Опять же сложилась ситуация, в которой никакого Германского союза не могло быть и близко. Если англичане еще теоретически готовы были войти Ганновером в такое образование, Французы, отвечающие за Берг и Вюртемберг, были против, но на них можно было надавить, а Саксонию просто никто не спрашивал, то Максимилиан Баварский уперся рогом и входить в какие-нибудь отказался категорически. Возможно дело было в том, что его просто задолбало то, что во время каждой войны, бои проходят на его земле, что понятным образом сказывалось на экономике не лучшим образом. А может дело в займе, который мы ему организовали с условием что Бавария останется нейтральной. Так или иначе хоть как-то объединиться немцы не смогли.

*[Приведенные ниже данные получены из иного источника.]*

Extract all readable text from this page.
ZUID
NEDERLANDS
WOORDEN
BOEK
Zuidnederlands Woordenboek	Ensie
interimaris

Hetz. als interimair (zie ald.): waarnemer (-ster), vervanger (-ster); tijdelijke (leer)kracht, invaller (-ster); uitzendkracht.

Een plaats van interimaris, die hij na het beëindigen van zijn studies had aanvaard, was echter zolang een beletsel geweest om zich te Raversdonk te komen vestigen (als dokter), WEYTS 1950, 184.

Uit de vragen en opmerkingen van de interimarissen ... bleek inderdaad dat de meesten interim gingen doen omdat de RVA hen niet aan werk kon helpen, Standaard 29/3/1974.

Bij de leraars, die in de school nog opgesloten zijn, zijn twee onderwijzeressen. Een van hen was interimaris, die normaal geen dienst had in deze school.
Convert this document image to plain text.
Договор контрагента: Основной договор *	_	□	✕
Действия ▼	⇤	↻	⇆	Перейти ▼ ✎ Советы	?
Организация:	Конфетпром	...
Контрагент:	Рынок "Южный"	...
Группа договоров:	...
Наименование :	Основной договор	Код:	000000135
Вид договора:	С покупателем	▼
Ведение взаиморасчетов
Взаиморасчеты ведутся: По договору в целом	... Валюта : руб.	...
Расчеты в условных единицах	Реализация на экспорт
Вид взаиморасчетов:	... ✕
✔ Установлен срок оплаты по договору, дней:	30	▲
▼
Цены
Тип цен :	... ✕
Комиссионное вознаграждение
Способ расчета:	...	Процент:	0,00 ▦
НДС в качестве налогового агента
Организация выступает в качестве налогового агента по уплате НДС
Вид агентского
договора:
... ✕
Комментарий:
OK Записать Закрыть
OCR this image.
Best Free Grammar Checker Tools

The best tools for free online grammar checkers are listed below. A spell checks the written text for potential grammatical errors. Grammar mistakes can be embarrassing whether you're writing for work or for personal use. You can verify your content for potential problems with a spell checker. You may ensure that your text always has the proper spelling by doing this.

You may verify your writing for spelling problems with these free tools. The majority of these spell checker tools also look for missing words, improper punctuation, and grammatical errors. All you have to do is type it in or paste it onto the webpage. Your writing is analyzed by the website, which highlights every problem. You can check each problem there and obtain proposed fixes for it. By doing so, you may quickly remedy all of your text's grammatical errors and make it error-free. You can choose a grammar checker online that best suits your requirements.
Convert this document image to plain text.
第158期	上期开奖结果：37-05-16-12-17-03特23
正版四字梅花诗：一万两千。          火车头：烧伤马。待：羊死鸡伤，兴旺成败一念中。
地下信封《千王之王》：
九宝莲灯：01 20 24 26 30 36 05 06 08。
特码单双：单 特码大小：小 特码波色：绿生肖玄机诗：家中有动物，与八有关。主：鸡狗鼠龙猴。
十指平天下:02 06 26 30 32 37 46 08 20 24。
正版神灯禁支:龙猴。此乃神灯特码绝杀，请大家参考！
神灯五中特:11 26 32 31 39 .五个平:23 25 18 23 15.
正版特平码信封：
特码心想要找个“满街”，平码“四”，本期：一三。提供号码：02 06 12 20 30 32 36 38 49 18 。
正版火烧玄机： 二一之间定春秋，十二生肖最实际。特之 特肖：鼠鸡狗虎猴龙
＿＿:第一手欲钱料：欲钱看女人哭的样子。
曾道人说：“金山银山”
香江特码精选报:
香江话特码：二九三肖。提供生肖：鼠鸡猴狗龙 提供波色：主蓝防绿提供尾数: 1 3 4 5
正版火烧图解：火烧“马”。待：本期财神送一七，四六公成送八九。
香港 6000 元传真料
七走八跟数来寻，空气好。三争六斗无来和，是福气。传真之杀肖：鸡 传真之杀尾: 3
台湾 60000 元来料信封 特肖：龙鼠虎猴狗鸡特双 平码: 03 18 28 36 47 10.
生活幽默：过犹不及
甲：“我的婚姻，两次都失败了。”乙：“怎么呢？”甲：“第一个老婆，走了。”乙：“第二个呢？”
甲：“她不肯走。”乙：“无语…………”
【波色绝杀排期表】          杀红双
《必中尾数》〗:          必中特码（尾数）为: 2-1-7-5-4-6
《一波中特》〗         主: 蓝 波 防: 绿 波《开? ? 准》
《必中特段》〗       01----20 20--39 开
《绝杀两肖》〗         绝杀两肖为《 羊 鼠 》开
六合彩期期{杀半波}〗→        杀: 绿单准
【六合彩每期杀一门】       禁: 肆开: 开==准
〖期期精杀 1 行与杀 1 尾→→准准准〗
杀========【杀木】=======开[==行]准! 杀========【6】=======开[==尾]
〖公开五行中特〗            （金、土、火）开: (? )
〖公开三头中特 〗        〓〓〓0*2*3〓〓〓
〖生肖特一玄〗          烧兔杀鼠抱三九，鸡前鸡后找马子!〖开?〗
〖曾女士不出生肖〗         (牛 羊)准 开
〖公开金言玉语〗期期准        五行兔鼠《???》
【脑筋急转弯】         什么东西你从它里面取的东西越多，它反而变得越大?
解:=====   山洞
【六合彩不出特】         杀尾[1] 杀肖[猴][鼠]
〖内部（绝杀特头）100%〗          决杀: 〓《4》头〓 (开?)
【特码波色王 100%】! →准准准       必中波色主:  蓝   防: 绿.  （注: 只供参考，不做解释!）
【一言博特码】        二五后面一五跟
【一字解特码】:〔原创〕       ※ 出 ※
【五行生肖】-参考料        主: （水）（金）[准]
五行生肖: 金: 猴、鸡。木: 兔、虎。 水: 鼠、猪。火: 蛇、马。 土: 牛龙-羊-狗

Покупку Российской империи Финнмарка оформили дополнительным соглашением прямо на конгрессе. Александр конечно возмущался с подобной расточительностью — миллион рублей за кусок еле-еле населенного побережья, которого и в России завались — но в итоге не только согласился с моими размышлениями насчет Арктики, пока еще не существующего Северного морского пути, Груманта и так далее, но даже выделил миллион из своих личных денег.